Once the dataset was constructed (424 tuples of Question-Environment-Answer), the authors ran the ultimate test. They compared two state-of-the-art models:

  1. Blind GPT-4o: Given only the question and multiple-choice answers.
  2. Grounded GPT-4o: Given the question and a sequence of images (screenshots) from the environment showing the relevant information.

If the dataset works as intended, the Blind model should fail miserably, and the Grounded model should succeed.

Results

The results were definitive.

Table 1: Accuracy and p of the two models. The blind model does not significantly outperform chance,while the grounded model does.

As Table 1 shows, the Blind GPT-4o model achieved an accuracy of 50.7%. Since these are binary or multiple-choice questions effectively balanced 50/50, this score is statistically indistinguishable from random guessing (\(p = 0.8082\)).

In contrast, the Grounded GPT-4o model (equipped with vision) achieved 82.7% accuracy. This huge gap confirms that the questions can be answered, but only if you look.

Comparison to Previous Benchmarks

The significance of this result becomes clear when we compare it to previous EQA benchmarks.
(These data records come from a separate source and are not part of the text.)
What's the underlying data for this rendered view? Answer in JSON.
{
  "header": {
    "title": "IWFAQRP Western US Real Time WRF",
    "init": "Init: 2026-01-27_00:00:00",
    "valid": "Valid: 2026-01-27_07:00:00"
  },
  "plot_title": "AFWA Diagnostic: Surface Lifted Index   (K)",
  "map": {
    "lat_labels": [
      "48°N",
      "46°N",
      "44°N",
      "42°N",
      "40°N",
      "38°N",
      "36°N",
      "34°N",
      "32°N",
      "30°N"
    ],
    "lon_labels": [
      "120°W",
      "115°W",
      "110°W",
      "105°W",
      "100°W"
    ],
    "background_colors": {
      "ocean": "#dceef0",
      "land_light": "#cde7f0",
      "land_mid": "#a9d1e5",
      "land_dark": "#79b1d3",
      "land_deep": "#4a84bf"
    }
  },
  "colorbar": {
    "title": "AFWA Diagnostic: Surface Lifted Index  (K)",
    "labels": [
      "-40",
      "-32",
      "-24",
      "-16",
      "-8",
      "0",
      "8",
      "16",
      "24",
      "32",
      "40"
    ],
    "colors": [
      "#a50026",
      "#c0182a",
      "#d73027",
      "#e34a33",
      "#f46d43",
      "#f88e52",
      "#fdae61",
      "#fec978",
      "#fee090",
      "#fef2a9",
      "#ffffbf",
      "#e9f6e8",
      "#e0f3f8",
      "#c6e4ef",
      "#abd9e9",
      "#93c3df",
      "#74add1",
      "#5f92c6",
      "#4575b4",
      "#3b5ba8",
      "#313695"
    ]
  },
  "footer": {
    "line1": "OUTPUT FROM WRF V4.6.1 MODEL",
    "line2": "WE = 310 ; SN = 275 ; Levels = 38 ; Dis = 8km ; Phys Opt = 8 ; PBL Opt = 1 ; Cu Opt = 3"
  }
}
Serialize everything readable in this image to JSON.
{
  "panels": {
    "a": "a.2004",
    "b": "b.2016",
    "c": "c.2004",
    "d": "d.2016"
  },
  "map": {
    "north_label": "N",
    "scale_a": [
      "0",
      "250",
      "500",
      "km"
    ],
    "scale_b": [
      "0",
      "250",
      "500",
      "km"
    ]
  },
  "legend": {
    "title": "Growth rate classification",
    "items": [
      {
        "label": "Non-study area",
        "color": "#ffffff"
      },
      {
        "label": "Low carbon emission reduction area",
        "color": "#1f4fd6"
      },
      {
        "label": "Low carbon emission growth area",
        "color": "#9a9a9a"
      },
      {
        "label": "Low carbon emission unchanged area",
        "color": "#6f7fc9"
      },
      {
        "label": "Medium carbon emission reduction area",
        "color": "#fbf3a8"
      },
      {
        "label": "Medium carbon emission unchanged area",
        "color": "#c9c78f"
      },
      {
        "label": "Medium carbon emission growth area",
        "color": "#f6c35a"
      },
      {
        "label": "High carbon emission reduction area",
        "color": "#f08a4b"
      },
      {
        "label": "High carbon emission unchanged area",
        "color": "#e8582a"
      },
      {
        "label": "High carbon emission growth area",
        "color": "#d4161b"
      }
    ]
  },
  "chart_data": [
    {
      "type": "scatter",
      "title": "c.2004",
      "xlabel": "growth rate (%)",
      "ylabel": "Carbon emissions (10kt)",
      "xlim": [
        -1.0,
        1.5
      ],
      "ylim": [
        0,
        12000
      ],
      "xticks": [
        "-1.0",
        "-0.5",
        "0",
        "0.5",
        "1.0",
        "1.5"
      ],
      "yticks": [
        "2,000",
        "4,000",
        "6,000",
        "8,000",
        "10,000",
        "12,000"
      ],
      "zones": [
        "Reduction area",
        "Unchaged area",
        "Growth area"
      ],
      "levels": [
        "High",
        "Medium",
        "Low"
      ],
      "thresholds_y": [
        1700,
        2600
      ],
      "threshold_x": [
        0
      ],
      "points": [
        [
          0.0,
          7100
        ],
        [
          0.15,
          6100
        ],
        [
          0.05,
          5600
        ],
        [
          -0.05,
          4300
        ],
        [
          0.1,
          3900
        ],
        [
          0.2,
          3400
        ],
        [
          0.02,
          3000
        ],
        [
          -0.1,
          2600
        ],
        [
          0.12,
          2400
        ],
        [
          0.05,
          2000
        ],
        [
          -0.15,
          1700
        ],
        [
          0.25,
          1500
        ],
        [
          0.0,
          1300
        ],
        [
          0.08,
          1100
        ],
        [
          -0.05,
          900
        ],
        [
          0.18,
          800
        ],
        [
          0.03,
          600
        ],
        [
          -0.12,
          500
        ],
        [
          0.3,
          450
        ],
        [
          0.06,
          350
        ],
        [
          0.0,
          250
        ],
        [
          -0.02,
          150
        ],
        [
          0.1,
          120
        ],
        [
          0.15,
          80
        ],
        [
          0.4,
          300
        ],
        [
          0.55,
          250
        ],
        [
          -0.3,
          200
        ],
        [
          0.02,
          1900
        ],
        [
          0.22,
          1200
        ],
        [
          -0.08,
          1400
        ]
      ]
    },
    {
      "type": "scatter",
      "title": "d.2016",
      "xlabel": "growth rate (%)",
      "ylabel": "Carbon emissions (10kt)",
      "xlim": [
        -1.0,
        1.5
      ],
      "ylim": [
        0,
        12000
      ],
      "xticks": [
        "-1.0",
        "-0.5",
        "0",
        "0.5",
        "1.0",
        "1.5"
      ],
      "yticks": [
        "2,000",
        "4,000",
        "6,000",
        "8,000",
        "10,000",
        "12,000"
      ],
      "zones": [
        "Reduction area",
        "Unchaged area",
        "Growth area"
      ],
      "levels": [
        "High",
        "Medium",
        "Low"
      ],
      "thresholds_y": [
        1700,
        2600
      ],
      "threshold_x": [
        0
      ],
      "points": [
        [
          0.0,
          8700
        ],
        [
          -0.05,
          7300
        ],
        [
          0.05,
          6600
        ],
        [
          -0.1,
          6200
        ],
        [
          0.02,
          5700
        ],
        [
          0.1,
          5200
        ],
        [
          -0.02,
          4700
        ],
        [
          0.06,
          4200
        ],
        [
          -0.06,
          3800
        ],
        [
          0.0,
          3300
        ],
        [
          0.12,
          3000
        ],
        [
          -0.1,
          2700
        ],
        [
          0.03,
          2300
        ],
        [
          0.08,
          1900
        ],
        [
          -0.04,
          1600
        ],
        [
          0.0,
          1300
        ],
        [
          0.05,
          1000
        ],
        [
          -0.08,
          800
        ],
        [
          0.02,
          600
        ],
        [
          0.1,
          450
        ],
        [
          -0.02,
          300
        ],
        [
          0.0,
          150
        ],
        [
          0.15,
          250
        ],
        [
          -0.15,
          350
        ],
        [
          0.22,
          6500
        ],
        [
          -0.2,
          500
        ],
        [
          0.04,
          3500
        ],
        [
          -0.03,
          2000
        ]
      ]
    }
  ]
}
In older datasets, the gap between blind and grounded models was often trivial.

Table 2: Reported difference in scores between models with and without vision on previous benchmarks and on PQB-EQA.

Table 2 highlights this disparity. In the EQA v1 benchmark, adding vision only improved performance by 1.8%. In A-EQA, it was 6.3%. This implies that in those older benchmarks, 90%+ of the performance came from just guessing based on text.

In PQB-EQA, the gap is 32.0%. This is a massive shift. It indicates that this benchmark successfully isolates the variable of “perception.”

Consistency Across Question Types

The researchers further broke down the data to ensure this wasn’t just working for simple “Yes/No” questions.

Table 3: Results of each model on yes/no questions and all other types of questions. The model with vision outperforms the blind model by a wide margin on both categories of question.

Table 3 confirms that the trend holds. Whether the question is binary (Yes/No) or requires specific details (“Other”), the blind model hovers near 50%, while the grounded model excels.

The Role of Action

One final important note from the paper is the necessity of action. The researchers analyzed the human gameplay logs and found that, on average, humans took 278 actions (moving, turning, jumping) to find the answer to a question.

This emphasizes that EQA is not just about looking at a static picture (like Visual Question Answering). It is about navigation. To answer “What is behind the house?”, you cannot just stare at the front door; you must walk around it. This dataset provides a testing ground where an agent must learn to explore intelligently.

Conclusion

The “Grounded, or a Good Guesser?” paper exposes a critical weakness in how we evaluate Embodied AI. For too long, we have allowed language models to rely on statistical crutches, inflating their scores without true understanding of the physical world.

By introducing Per-Question Balancing, the authors have created a benchmark where “cheating” via text priors is mathematically impossible. The PQB-EQA dataset sets a new standard for rigor. It ensures that when a robot tells us there are no survivors behind the rubble, or no cobwebs in the corner, it is saying so because it looked—not because it guessed.